Rosemary is one of the easiest and most satisfying herbs you can grow in the home garden. It is a fragrant and beautiful ornamental, with a thick covering of light blue, deep blue, white or pink flowers in the spring, depending on the variety. As a culinary herb, rosemary adds an earthy flavor to meats and other hearty foods. Its scent is both fresh and exotic, making it popular in homemade soaps, skin and hair products.
Rosemary creeps, spills, sprawls and twists so there is sure to be someplace for it in your garden or landscape. Though it’s not too fussy, rosemary does prefer soil that drains well. If your garden soil contains a lot of hard clay, amend it by mixing in some sand and compost with a trowel.
If growing the plant from seed, remember that rosemary seeds can be difficult to germinate. Give them the best start by planting them in a light growing medium, indoors. Transplant seedlings outdoors only when the threat of frost has passed. Keep seedlings evenly watered until they are established. Mature rosemary needs little or no additional watering other than what nature provides.
Plant rosemary in a sunny spot. It is drought tolerant plant that will do well in full sun, but the versatile rosemary will also perform in some shade. It is not necessary to prune rosemary, but an occasional trim won’t damage it. If you need to cut back your rosemary plant, prune it in winter when growth slows. Remove the needles from the trimmings and save them for use in cooking or crafts.

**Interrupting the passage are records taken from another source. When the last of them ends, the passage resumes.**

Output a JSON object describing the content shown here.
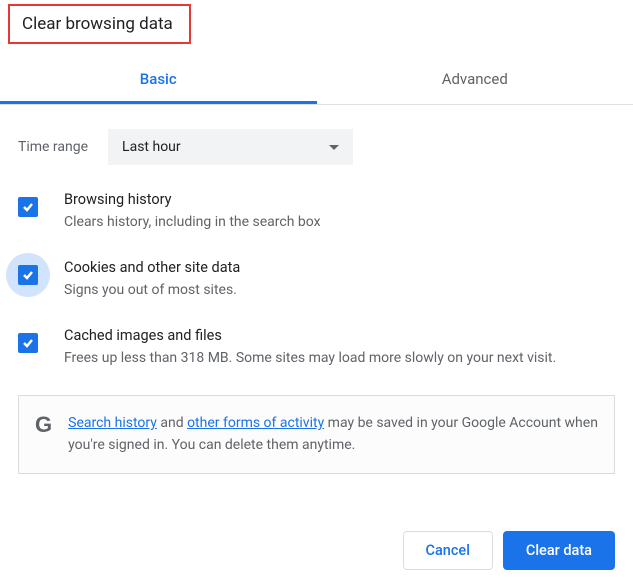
{
  "title": "Clear browsing data",
  "tabs": {
    "basic": "Basic",
    "advanced": "Advanced"
  },
  "time_range": {
    "label": "Time range",
    "value": "Last hour"
  },
  "options": {
    "browsing": {
      "title": "Browsing history",
      "desc": "Clears history, including in the search box"
    },
    "cookies": {
      "title": "Cookies and other site data",
      "desc": "Signs you out of most sites."
    },
    "cache": {
      "title": "Cached images and files",
      "desc": "Frees up less than 318 MB. Some sites may load more slowly on your next visit."
    }
  },
  "info": {
    "link1": "Search history",
    "mid1": " and ",
    "link2": "other forms of activity",
    "rest": " may be saved in your Google Account when you're signed in. You can delete them anytime."
  },
  "buttons": {
    "cancel": "Cancel",
    "clear": "Clear data"
  }
}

Harvest a few sprigs of the herb whenever you need them. New, tender stems have the best flavor. Cut anywhere along the stem with a sharp knife or kitchen shears. Share some rosemary by propagating cuttings when the plant matures. Cuttings taken from new spring growth have the best chance to root. Remove the needles from the bottom 2 inches of stem, and place them in a pot with growing medium. Place the cuttings in a sunny window and keep them evenly moist. They will be ready to transplant in about 8 weeks.